Sitting in a Prairie-style chair at the kitchen table of his Bolton Hill row home, Rob Kasper reminisces about the round, claw-foot table of his childhood. “Some of the strongest memories I have are of sitting at that kitchen table,” says Kasper, who wrote for The Baltimore Sun for 34 years. “I have the strong belief that the kitchen table is the center of life from which all good ideas come—from the theory of light, to who is going to win the pennant, to how to make a good gravy.” Indeed, the kitchen table might also explain why a boy from the small town of St. Joseph, MO, would pursue the field of journalism.
For Kasper, that lesson was learned over his mother’s simple meals of home-cooked spaghetti and meatballs and weekly Friday-night family fish dinners. (“The exotic dish was halibut,” he says, laughing.) “When the din had lessened and the kids had been fed, my parents would talk about what was in the newspaper,” recalls Kasper, who is one of four boys. “They loved the letters to the editor, and they would laugh and talk about that. I think that what happened at the kitchen table is probably, in part, what pushed me into journalism. Two of my favorite writers, Russell Baker and Garrison Keillor, started at the kitchen table.”
And while his future as a writer was formed during those table-sitting sessions in Missouri, it was in Chicago (while earning his master’s degree at Northwestern University’s Medill School of Journalism) that Kasper became a foodie. “Chicago is a great eating town,” he says. “My wife, Judy, and I tried Mexican food and real Italian food—not the sea of red stuff—and I had a great curiosity about food.”
Kasper wrote his first food-related piece about the search for the perfect pastrami sandwich—found at Attman’s, he reported—in 1980 for The Sun. A year later, when he proposed writing a food column, “not necessarily from the perspective of someone standing over a stove but someone who enjoys food and finding it,” the top brass was skeptical. “They said no one would read it unless they cook,” he recalls with a smile. “So I said, ‘Let me write it, in addition to everything else.’”
And though he laughs about the occasional editorial mishaps that still “haunt” him (a headline he did not write about crab soup ran incorrectly as crap soup in the Sunday editions), Kasper found his voice writing about food. By the time he threw in the kitchen towel on the column in 2010, his “The Happy Eater” column had garnered two National Headliner Awards and multiple coveted nods from the National Association of Food Journalists for being among the best in American and Canadian newspapers. “It’s good for the ego,” he says, “and it made the editors feel smart because it was their idea.”

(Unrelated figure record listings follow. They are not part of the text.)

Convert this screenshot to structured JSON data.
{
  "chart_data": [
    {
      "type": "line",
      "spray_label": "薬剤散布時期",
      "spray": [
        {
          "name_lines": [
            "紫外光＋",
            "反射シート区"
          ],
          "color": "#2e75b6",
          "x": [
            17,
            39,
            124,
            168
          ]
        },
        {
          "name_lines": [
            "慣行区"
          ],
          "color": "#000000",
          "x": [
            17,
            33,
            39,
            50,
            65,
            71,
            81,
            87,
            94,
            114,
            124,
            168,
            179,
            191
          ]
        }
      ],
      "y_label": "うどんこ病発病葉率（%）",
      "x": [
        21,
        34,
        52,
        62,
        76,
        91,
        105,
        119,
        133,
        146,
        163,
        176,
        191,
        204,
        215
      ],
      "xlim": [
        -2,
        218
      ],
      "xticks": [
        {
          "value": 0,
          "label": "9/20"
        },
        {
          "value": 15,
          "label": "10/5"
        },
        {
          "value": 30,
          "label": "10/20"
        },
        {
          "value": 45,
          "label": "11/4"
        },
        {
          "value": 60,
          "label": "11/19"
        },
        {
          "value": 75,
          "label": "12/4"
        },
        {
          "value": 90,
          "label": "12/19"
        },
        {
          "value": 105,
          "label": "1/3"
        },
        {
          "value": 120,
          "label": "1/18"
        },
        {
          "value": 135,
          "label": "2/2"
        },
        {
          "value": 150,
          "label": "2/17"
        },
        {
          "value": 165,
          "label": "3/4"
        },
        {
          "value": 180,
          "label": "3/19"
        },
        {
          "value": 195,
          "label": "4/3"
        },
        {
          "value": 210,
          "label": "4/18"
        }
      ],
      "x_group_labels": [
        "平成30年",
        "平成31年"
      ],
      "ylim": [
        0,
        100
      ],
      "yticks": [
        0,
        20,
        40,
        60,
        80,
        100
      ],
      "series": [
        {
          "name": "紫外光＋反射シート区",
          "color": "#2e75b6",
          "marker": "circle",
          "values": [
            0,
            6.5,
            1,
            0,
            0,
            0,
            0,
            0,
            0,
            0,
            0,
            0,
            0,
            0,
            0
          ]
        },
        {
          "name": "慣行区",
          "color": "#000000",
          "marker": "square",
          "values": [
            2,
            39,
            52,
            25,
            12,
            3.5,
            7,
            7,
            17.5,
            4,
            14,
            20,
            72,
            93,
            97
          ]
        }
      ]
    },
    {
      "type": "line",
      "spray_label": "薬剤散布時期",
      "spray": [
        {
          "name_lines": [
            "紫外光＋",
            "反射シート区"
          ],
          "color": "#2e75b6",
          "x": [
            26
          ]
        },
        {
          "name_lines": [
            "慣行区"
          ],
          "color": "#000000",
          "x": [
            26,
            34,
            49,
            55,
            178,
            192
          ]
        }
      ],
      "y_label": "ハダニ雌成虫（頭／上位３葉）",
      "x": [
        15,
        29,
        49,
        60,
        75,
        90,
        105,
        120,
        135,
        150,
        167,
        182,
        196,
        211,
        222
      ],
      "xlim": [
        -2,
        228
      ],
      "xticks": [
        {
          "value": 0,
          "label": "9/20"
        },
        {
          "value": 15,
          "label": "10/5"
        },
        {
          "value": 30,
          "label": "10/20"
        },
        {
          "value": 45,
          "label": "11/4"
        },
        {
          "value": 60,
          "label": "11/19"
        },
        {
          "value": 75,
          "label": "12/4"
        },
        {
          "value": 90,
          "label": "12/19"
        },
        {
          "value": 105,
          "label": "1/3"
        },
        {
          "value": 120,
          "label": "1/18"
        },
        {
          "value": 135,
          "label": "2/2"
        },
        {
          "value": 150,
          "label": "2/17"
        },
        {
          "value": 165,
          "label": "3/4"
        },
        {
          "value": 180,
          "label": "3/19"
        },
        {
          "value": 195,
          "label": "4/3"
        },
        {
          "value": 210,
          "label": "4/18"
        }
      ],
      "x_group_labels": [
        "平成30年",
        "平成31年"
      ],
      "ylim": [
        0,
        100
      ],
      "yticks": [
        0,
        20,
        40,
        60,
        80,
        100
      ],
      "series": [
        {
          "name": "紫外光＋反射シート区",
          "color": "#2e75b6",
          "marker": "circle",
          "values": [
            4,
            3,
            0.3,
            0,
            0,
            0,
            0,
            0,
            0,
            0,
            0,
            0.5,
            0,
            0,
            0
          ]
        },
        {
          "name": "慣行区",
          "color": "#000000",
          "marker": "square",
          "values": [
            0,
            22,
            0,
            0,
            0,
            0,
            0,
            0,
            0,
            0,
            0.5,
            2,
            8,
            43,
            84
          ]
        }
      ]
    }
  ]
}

These days, Kasper can be found fussing over his heirloom tomatoes in season, grilling pizza or brisket on his Weber grill, and attending book signings around town for his latest venture, Baltimore Beer: A Satisfying History of Charm City Brewing, a book sparked by a story he wrote on the end of National Premium (the behemoth of beer brewing once based in Baltimore) in 1996 for The Sun. “It was the end of this once-regal beer that was regarded as one of the finest beers in America,” explains Kasper, who helped to found Baltimore Beer Week, a multi-day promotion featuring several days of brew-centric events at local establishments. “I started digging through clips and calling people to try to put together the history of brewing in Baltimore, and I realized there was not really one well-written definitive book. I decided I wanted to write one.” (After leaving The Sun, he finally found time to finish the book last year.)
As for eating, Kasper has taken matters into his own hands, as well. After years of writing about other people’s preparations, the avid cook is happiest behind his own hot stove. “I like eating at home,” he says. “The ingredients are good, and I know the cook.”
One recipe he prepares is a hearty dish for beer and bratwurst, inspired by a fact he learned while researching his book. “What I really was surprised at was the depth of the ‘Germanness’ of Baltimore,” says Kasper. “Brats and beer seem to me to capture the historic flavor of the German-based foundation of the city’s now-thriving brewing scene, or, in short, brats and beer, very old and new Baltimore.”